Jackie Wullschlager ran an interesting “at home” with David Hockney this weekend in the Financial Times. She gives thumbnail picture of his life back in the north of England where he paints every day.
He has a loft studio in the house and another round the corner, a huge industrial-size warehouse lit naturally through the roof, which made him “feel 20 years younger when I signed the lease, I started running up the stairs”. But “every room in this house is a work room, I’m painting 24 hours a day, nothing else enters your head. It’s like Van Gogh sleeping in the studio. I go to sleep with a picture above the bed; if it’s too big, I make a reproduction and put that up, and in the morning I know what I’m going to do. I have something to pursue and I’m going to pursue it. It came at a time when it was just right, I have the confidence, I’m sure of my observations, I don’t need people. This is the only place where I could work like this; in London I couldn’t – it’s also about mental freedom, space in your head. When you’re young you’re interested in what other people are doing, but I’m interested in what I’m doing.”
Lunch is prepared by John Fitzherbert a former chef who joined Hockney in Los Angeles:
The couple have been together ever since, with Fitzherbert – friendly, quietly efficient and prone to fits of giggles – choreographing a domestic life that has since 2003 reoriented back across the Atlantic. Fitzherbert has redecorated the house in cosy furnishings and vivid hues – his own room sunflower yellow, deep blue for a small home cinema, red and pink (“butch and femme”, laughs Fitzherbert) for the guestrooms – in a style far removed from the cool minimalist interiors that made Hockney famous.

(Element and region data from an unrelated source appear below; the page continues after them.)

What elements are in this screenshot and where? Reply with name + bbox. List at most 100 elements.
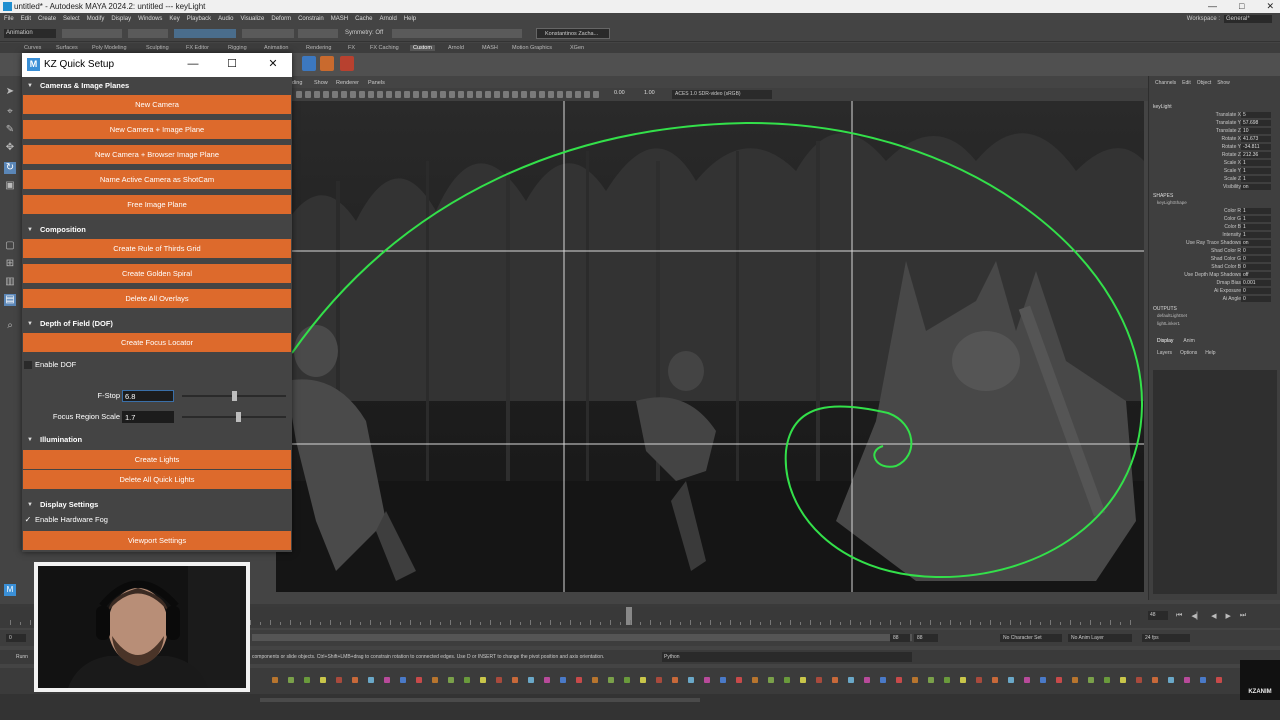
menu-playback[interactable]: Playback (187, 13, 211, 25)
shelf-tab-curves[interactable]: Curves (24, 45, 41, 51)
menu-deform[interactable]: Deform (271, 13, 291, 25)
bottom-shelf-tool-icon[interactable] (832, 677, 838, 683)
bottom-shelf-tool-icon[interactable] (560, 677, 566, 683)
channel-value[interactable]: 0 (1241, 296, 1271, 302)
viewport-tool-icon[interactable] (485, 91, 491, 98)
shelf-tool-icon[interactable] (302, 56, 316, 71)
lasso-tool-icon[interactable]: ⌖ (4, 106, 16, 118)
bottom-shelf-tool-icon[interactable] (992, 677, 998, 683)
cb-menu-show[interactable]: Show (1217, 80, 1230, 87)
channel-row[interactable]: Visibility on (1149, 184, 1273, 191)
viewport-tool-icon[interactable] (449, 91, 455, 98)
viewport-tool-icon[interactable] (557, 91, 563, 98)
section-dof-header[interactable]: ▼ Depth of Field (DOF) (22, 318, 292, 330)
bottom-shelf-tool-icon[interactable] (464, 677, 470, 683)
viewport-tool-icon[interactable] (503, 91, 509, 98)
viewport-tool-icon[interactable] (521, 91, 527, 98)
range-slider[interactable] (252, 634, 912, 641)
bottom-shelf-tool-icon[interactable] (704, 677, 710, 683)
channel-row[interactable]: Translate Y 57.698 (1149, 120, 1273, 127)
symmetry-status[interactable]: Symmetry: Off (345, 29, 383, 38)
maya-minimize-button[interactable]: — (1208, 0, 1217, 13)
shelf-tab-motion-graphics[interactable]: Motion Graphics (512, 45, 552, 51)
range-start-field[interactable]: 0 (6, 634, 26, 642)
kz-minimize-button[interactable]: — (186, 57, 200, 71)
menu-mash[interactable]: MASH (331, 13, 348, 25)
layer-menu-layers[interactable]: Layers (1157, 350, 1172, 356)
bottom-shelf-tool-icon[interactable] (288, 677, 294, 683)
channel-row[interactable]: Ai Exposure 0 (1149, 288, 1273, 295)
new-camera-browser-plane-button[interactable]: New Camera + Browser Image Plane (23, 145, 291, 164)
channel-value[interactable]: 1 (1241, 168, 1271, 174)
viewport-tool-icon[interactable] (539, 91, 545, 98)
menu-key[interactable]: Key (169, 13, 179, 25)
channel-value[interactable]: 212.36 (1241, 152, 1271, 158)
bottom-shelf-tool-icon[interactable] (768, 677, 774, 683)
viewport-tool-icon[interactable] (296, 91, 302, 98)
bottom-shelf-tool-icon[interactable] (592, 677, 598, 683)
kz-maximize-button[interactable]: ☐ (225, 57, 239, 71)
viewport-tool-icon[interactable] (575, 91, 581, 98)
maya-close-button[interactable]: ✕ (1266, 0, 1274, 13)
viewport-tool-icon[interactable] (305, 91, 311, 98)
create-lights-button[interactable]: Create Lights (23, 450, 291, 469)
channel-row[interactable]: Shad Color G0 (1149, 256, 1273, 263)
menu-edit[interactable]: Edit (21, 13, 31, 25)
viewport-tool-icon[interactable] (323, 91, 329, 98)
channel-row[interactable]: Ai Angle 0 (1149, 296, 1273, 303)
menu-arnold[interactable]: Arnold (379, 13, 396, 25)
channel-row[interactable]: Dmap Bias 0.001 (1149, 280, 1273, 287)
render-tools-icon[interactable] (298, 29, 338, 38)
delete-overlays-button[interactable]: Delete All Overlays (23, 289, 291, 308)
viewport-tool-icon[interactable] (440, 91, 446, 98)
kz-title-bar[interactable]: M KZ Quick Setup — ☐ ✕ (22, 53, 292, 77)
bottom-shelf-tool-icon[interactable] (576, 677, 582, 683)
bottom-shelf-tool-icon[interactable] (1104, 677, 1110, 683)
viewport-tool-icon[interactable] (593, 91, 599, 98)
channel-row[interactable]: Color G1 (1149, 216, 1273, 223)
viewport-settings-button[interactable]: Viewport Settings (23, 531, 291, 550)
fstop-input[interactable] (122, 390, 174, 402)
viewport-tool-icon[interactable] (584, 91, 590, 98)
layout-two-icon[interactable]: ▥ (4, 276, 16, 288)
move-tool-icon[interactable]: ✥ (4, 142, 16, 154)
channel-value[interactable]: 1 (1241, 176, 1271, 182)
bottom-shelf-tool-icon[interactable] (752, 677, 758, 683)
menu-set-select[interactable]: Animation (4, 29, 56, 38)
viewport-tool-icon[interactable] (530, 91, 536, 98)
free-image-plane-button[interactable]: Free Image Plane (23, 195, 291, 214)
bottom-shelf-tool-icon[interactable] (272, 677, 278, 683)
bottom-shelf-tool-icon[interactable] (976, 677, 982, 683)
channel-value[interactable]: 1 (1241, 208, 1271, 214)
bottom-shelf-tool-icon[interactable] (368, 677, 374, 683)
panel-menu-shading[interactable]: ding (292, 80, 302, 86)
bottom-shelf-tool-icon[interactable] (1056, 677, 1062, 683)
bottom-shelf-tool-icon[interactable] (512, 677, 518, 683)
shelf-tab-fx[interactable]: FX (348, 45, 355, 51)
bottom-shelf-tool-icon[interactable] (928, 677, 934, 683)
bottom-shelf-tool-icon[interactable] (496, 677, 502, 683)
channel-row[interactable]: Color R1 (1149, 208, 1273, 215)
rotate-tool-icon[interactable]: ↻ (4, 162, 16, 174)
bottom-shelf-tool-icon[interactable] (944, 677, 950, 683)
range-end-field[interactable]: 88 (890, 634, 910, 642)
cb-menu-channels[interactable]: Channels (1155, 80, 1176, 87)
shelf-tab-fx-editor[interactable]: FX Editor (186, 45, 209, 51)
channel-row[interactable]: Scale X1 (1149, 160, 1273, 167)
menu-modify[interactable]: Modify (87, 13, 105, 25)
focus-region-input[interactable] (122, 411, 174, 423)
fps-select[interactable]: 24 fps (1142, 634, 1190, 642)
viewport-tool-icon[interactable] (566, 91, 572, 98)
channel-row[interactable]: Rotate X 41.673 (1149, 136, 1273, 143)
focus-locator-button[interactable]: Create Focus Locator (23, 333, 291, 352)
bottom-shelf-tool-icon[interactable] (848, 677, 854, 683)
golden-spiral-button[interactable]: Create Golden Spiral (23, 264, 291, 283)
bottom-shelf-tool-icon[interactable] (608, 677, 614, 683)
bottom-shelf-tool-icon[interactable] (864, 677, 870, 683)
viewport-tool-icon[interactable] (404, 91, 410, 98)
input-line-icon[interactable] (392, 29, 522, 38)
channel-value[interactable]: 1 (1241, 216, 1271, 222)
enable-dof-checkbox[interactable]: Enable DOF (22, 359, 292, 371)
colorspace-select[interactable]: ACES 1.0 SDR-video (sRGB) (672, 90, 772, 99)
shelf-tool-icon[interactable] (340, 56, 354, 71)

Nevertheless, Fitzherbert placed copies of Hockney’s most famous works on a first-floor balconied corridor presiding over the house. Here hang “Mr and Mrs Ossie Clark and Percy” (1970), with pregnant Celia towering over her languid husband; and a conversation piece depicting Henry Geldzahler, the dynamic cigar-smoking curator at the Metropolitan Museum who was one of Hockney’s closest friends and supporters.
Hockney still has a studio in Los Angeles, but for the past five years his subject has been the Yorkshire landscape of his childhood. A few minutes away are the Wolds, the rolling hills and broad pastures of agricultural land that Hockney calls “the least changed bit of England that I know”. The artist of Californian paradises is now making this English Arcadia his own, in oils, watercolours and, recently, enormous composites of large-scale canvases joined together, painted outside.
Over bottles of non-alcoholic Budweiser, Hockney explains that he sees them not as revisiting the past but as “a new adventure. I tell them in Hollywood that I’m on location. They understand that.” His colours are Fauvish purples and crimsons, verdant greens and corn-golds. The compositions are as commanding, and precisely observed – yet stylised in their offhand, abstracting modernity – as any Hockney ever made.